Posted by Steve under Bibliographies, Lists & Checklists , Reviews[4] Comments
SARAH RAYNE – Tower of Silence. Simon & Schuster, UK, softcover, August 2003; reprint edition: Pocket, UK, July 2009.
Something of a modern Gothic thriller, with long-buried secrets that are teasingly hinted at throughout the novel.
Selina March has lived by herself in a “remote Scottish hamlet” since the death of her uncle and two aunts, but when she accepts a paying boarder, crime novelist Joanna Saville, her secluded life will be significantly altered.
Saville has come to interview inmates of Moy, an asylum for the criminally insane. Moy’s most notorious resident is Mary Maskelyne, who, as an adolescent, murdered three people.

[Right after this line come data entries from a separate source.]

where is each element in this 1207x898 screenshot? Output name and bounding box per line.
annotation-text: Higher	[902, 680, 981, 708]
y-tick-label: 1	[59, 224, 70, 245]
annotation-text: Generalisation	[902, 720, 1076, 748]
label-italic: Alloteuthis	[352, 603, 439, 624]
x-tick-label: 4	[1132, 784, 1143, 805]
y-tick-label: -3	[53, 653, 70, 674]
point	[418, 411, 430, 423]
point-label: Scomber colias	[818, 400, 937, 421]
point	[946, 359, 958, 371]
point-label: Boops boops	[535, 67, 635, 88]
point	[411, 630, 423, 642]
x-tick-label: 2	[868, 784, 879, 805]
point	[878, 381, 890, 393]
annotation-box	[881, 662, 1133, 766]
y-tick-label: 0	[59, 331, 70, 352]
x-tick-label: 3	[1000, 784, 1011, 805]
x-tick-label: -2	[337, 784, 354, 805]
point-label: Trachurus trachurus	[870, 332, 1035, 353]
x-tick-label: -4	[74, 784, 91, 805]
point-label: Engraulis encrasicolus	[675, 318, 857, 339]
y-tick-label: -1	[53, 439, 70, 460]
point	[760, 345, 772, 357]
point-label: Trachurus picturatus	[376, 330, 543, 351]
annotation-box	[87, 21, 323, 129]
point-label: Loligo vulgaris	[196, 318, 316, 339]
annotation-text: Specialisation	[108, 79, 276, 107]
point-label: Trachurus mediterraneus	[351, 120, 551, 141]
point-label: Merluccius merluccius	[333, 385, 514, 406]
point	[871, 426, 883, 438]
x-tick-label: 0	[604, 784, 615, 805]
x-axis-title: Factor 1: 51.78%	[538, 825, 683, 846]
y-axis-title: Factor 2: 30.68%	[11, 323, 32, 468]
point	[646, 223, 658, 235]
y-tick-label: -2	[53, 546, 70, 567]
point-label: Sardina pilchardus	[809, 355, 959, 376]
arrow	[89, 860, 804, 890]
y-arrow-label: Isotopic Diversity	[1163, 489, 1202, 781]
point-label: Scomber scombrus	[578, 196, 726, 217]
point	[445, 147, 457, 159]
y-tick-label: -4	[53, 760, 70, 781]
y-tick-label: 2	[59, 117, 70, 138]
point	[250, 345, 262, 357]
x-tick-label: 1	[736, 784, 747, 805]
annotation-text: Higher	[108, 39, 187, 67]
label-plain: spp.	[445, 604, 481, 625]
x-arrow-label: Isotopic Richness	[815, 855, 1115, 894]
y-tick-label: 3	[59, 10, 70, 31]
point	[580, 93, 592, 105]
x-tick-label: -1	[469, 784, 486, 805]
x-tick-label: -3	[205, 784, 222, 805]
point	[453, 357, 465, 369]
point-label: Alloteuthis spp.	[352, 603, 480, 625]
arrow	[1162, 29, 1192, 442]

Mary is cunning and resourceful, and when she, predictably, escapes, she sets in motion events that will precipitate buried secrets into the light where long-ago events will finally be brought to a climax and resolved.
Bibliography [Novels] —
Tower of Silence (2003)
A Dark Dividing (2004)

Roots of Evil (2005)
Spider Light (2007)
The Death Chamber (2007)

Ghost Song (2009)
House of the Lost (2010)
What Lies Beneath (2011)
August 30th, 2010 at 10:24 am
I don’t usually read books with asylums for the criminally insane in them, but Walter, you almost make this one sound worth tracking down.
I probably won’t, but from now on whenever I see Sarah Rayne’s name on a book cover, I’m a lot more likely to take a second look at it.
Have you read any of the others?
August 30th, 2010 at 12:02 pm
Steve, I’m curious as to why you usually do not read novels with asylums for the criminally insane in the story. I’ve read some good ones, for instance Latimer’s Murder in the Madhouse. Shutter Island was interesting also.
I know our wives must have threatened to have us locked away because of our collections, but is there another reason?
August 30th, 2010 at 12:13 pm
Maybe that’s it, Walker. Too close to home.
August 31st, 2010 at 6:33 am
Don’t forget Beeding’s THE HOUSE OF DOCTOR EDWARDES (SPELLBOUND).
But I have to admit for a book collecter (or any true collector) reading about an asylum is a bit tricky. A bit like inviting uncomfortable comparisons.